Ethernet Routing Guidelines:

• Layer Stacking:
  • Four-layer board: Signal 1 (top layer), GND, 3.3V power plane, Signal 2 (bottom layer).
  • Six-layer board: Signal 1 (top layer), Power plane, Signal 2 (best for clock and MDI signals), Signal 3 (best for clock and MDI signals), GND, Signal 4 (bottom layer).
  • Eight-layer board: Signal 1 (top layer), GND, Signal 2 (best for clock and MDI signals), Power plane 1, GND, Signal 3 (best for clock and MDI signals), GND or Power plane 2, Signal 4 (bottom layer).

• MDI Signals (Tx+/Tx- and Rx+/Rx-):
  • Keep traces short (less than 2 inches ideally).
  • Route MDI traces to the transformer on the same layer.
  • Maintain differential impedance (100Ω differential, ±10% tolerance).
  • Keep trace pairs close (under 0.25 mm separation).
  • Length match within specified tolerances (e.g., ±20 mils for 1G transmission).

• MII Signals (MII, RMII, GMII, RGMII):
  • Keep trace lengths short and direct (6 inches or less recommended).
  • Ensure proper length matching between data lines (TXD, RXD) and clock signals.
  • Implement termination resistors (typically 22Ω to 33Ω) as needed.
  • Maintain single-ended impedance of 50 Ohms with ±10% tolerance.
  • Provide sufficient ground keep-out areas around MII traces (at least 3 times trace width).
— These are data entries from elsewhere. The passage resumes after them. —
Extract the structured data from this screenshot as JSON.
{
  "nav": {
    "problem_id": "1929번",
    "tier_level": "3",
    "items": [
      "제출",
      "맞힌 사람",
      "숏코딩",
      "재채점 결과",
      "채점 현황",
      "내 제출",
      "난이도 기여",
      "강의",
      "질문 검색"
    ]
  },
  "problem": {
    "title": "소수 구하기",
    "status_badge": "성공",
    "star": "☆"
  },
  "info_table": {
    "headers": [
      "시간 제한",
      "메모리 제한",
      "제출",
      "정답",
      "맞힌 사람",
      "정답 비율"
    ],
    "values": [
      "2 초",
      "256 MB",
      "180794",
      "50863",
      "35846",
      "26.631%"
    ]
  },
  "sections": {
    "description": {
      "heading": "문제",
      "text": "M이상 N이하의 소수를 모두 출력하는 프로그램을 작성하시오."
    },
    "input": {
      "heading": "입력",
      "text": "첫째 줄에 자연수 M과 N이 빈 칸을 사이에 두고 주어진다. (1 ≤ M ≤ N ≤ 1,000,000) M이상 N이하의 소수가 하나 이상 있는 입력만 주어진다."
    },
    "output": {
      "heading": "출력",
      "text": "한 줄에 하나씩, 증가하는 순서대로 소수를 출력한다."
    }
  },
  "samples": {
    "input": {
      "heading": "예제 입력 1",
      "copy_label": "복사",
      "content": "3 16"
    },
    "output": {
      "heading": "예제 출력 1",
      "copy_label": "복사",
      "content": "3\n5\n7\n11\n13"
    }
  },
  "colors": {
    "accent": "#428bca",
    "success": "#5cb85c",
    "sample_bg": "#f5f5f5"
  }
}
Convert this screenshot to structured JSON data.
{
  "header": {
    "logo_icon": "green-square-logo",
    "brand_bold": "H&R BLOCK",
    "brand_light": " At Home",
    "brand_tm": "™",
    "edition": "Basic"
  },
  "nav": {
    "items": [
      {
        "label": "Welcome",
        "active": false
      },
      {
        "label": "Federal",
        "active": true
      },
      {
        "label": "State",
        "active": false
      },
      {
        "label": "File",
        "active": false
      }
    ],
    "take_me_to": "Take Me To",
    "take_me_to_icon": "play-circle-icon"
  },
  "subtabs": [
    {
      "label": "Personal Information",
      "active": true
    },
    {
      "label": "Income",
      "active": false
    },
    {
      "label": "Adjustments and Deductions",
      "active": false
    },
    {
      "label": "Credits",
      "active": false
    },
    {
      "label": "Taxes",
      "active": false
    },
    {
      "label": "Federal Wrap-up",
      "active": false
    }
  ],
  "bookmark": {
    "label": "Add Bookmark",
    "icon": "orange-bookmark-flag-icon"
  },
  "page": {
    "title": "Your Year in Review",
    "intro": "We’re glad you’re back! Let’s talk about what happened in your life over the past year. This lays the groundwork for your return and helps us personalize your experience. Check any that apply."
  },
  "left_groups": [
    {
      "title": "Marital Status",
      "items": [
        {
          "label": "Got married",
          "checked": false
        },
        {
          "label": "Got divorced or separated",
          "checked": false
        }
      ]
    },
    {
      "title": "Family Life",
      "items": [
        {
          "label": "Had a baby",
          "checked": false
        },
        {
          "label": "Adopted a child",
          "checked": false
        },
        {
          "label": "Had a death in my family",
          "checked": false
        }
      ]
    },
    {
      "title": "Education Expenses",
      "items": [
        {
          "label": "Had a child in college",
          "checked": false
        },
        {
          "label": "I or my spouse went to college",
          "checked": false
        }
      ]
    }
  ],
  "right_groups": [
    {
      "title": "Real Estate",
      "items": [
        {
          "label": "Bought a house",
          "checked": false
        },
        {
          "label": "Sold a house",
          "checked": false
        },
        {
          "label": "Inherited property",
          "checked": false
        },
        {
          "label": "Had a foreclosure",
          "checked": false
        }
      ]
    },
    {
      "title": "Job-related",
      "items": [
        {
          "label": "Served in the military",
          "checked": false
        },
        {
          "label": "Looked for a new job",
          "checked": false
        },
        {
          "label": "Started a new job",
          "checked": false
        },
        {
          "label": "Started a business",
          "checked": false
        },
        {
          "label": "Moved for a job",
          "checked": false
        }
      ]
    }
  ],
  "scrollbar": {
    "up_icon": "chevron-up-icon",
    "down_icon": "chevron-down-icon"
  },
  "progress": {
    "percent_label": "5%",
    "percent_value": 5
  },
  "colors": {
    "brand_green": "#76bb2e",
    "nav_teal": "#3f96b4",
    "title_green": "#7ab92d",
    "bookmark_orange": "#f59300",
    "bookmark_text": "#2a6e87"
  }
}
• Clock and Data Pair Routing (e.g., RGMII):
  • Length-match clock (TXC, RXC) to data pairs (TXD, RXD).
  • Keep length differences within specified tolerances (e.g., ±20 mils for RGMII).
  • Ensure differential pairs (TXD, RXD) are properly routed and matched to clocks (TXC, RXC).

• Component Placement:
  • Place decoupling capacitors close to PHY (0.01 µF, 0.1 µF closest, larger capacitors slightly farther).
  • Oscillator (crystal) should be close to the PHY, not shared between multiple devices.
  • Magnetics should be placed within recommended distances from Ethernet PHY and jack.
  • Termination resistors (49.9 ohms) should be close to PHY and adjacent to TX/RX pairs.

• EMC Considerations:
  • Use a continuous ground plane under MDI traces.
  • Ensure proper isolation and connection of chassis ground and system ground.
  • Consider shielding and EFT capacitors for ESD and EMI protection.
  • Avoid overlaps between circuit and chassis ground planes.